Group 18-34 years old

$\bar x = 1041.625 \\ s^2=485301 \\ s=696.635$

Group 35-44 years old

$\bar x = 1359.5 \\ s^2=178548 \\ s=422.549$

Group 45 and older

$\bar x = 1414.375 \\ s^2=18292.27 \\ s=135.248$

b)

Let's compare these averages against the general media established of $1,092 by using the corresponding z-scores

$z=\frac{\bar x-\mu}{s/\sqrt{n}}$

where

$\bar x$ = mean of the sample

$\mu$ = established average

s = standard deviation of the sample

n = size of the sample

z-score of Group 18-34 years old

$z=\frac{1041.625-1092}{696.635/\sqrt{10}}=-0.2286$

The area under the normal curve N(0;1) between -0.2286 and 0 is 0.0904. So according to the sample there is 9.04% probability that a person between 18 and 34 consume less than the average.

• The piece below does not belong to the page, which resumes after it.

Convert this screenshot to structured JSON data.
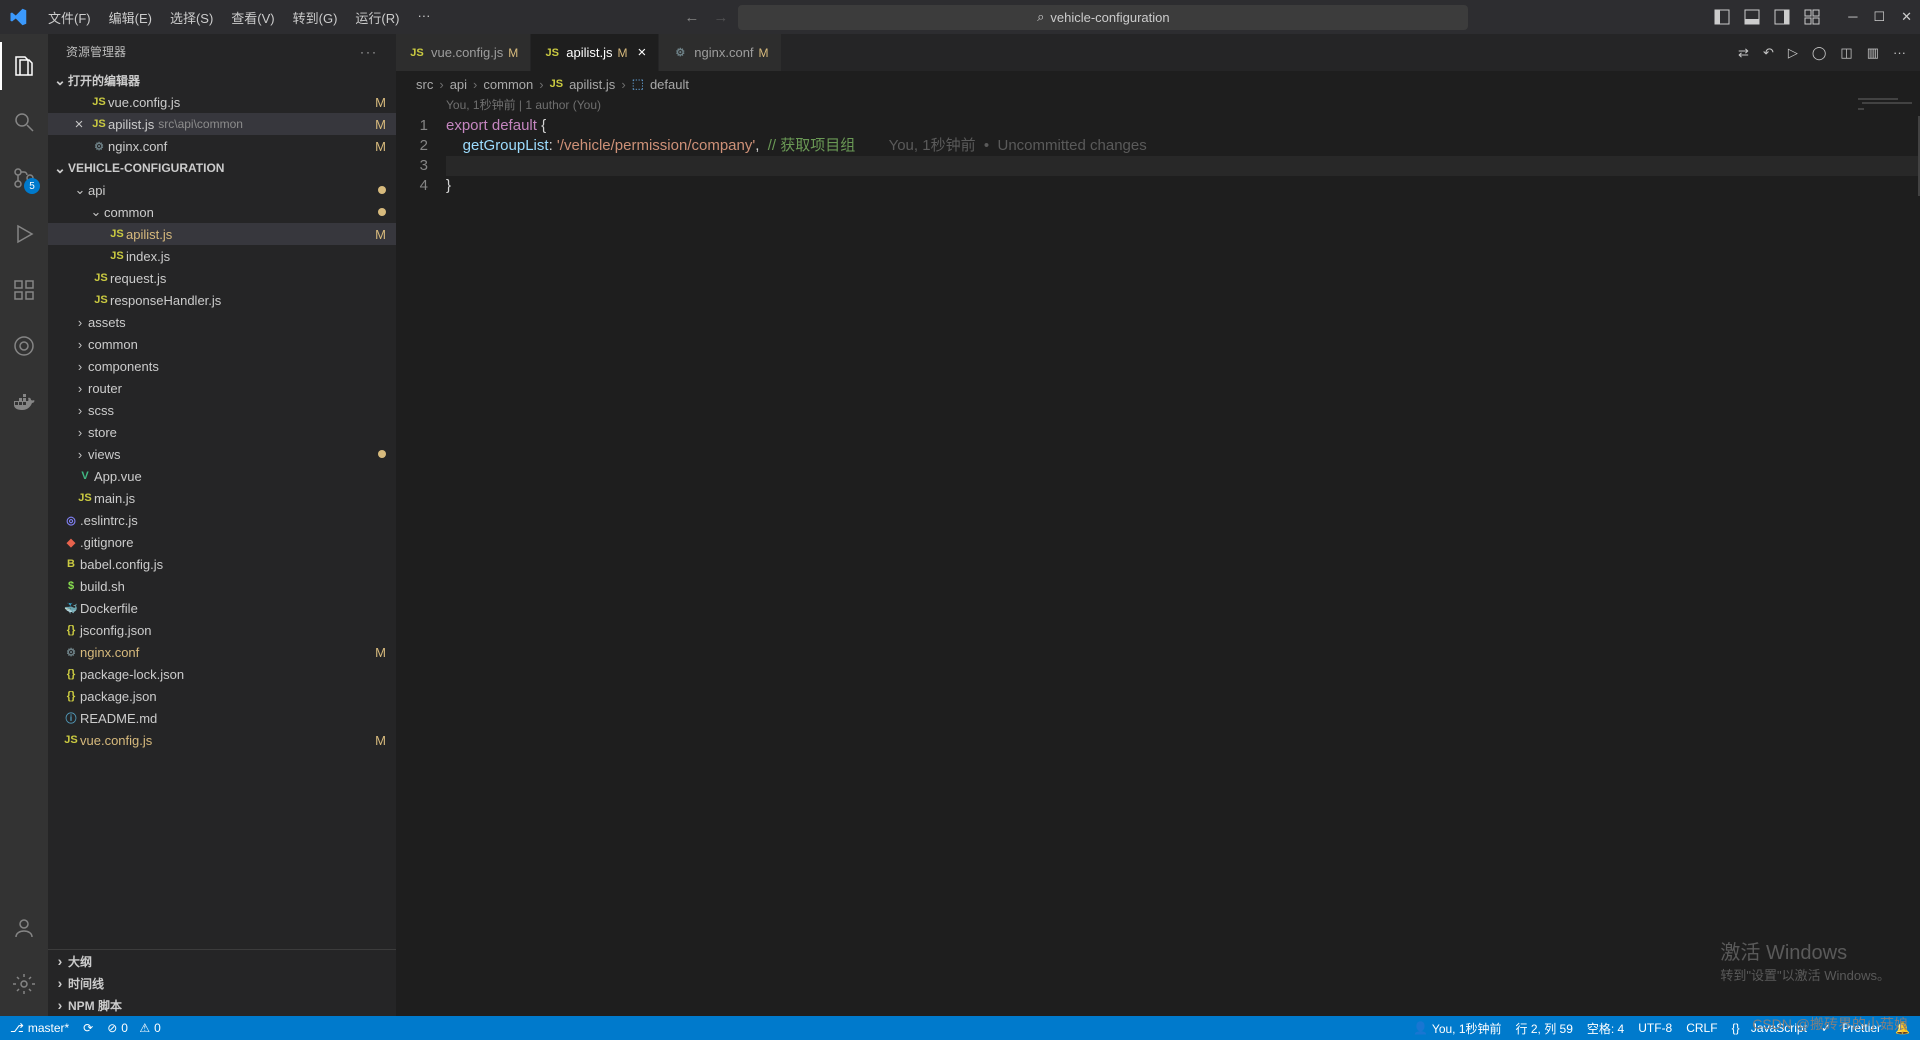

z-score of Group 35-44 years old

$z=\frac{1359-1092}{422.5491/\sqrt{10}}=2.0019$

The area under the normal curve N(0;1) between 0 and 2.0019 is 0.4774. So according to the sample there is 47.74% probability that a person between 35 and 44 consume more than the average.

z-score of Group 45 and older

$z=\frac{1414.375-1092}{135.2489/\sqrt{10}}=7.5375$

The area under the normal curve N(0;1) between 0 and 7.5375 is 0.5. So according to the sample there is 50% probability that a person older than 45 consume more than the average.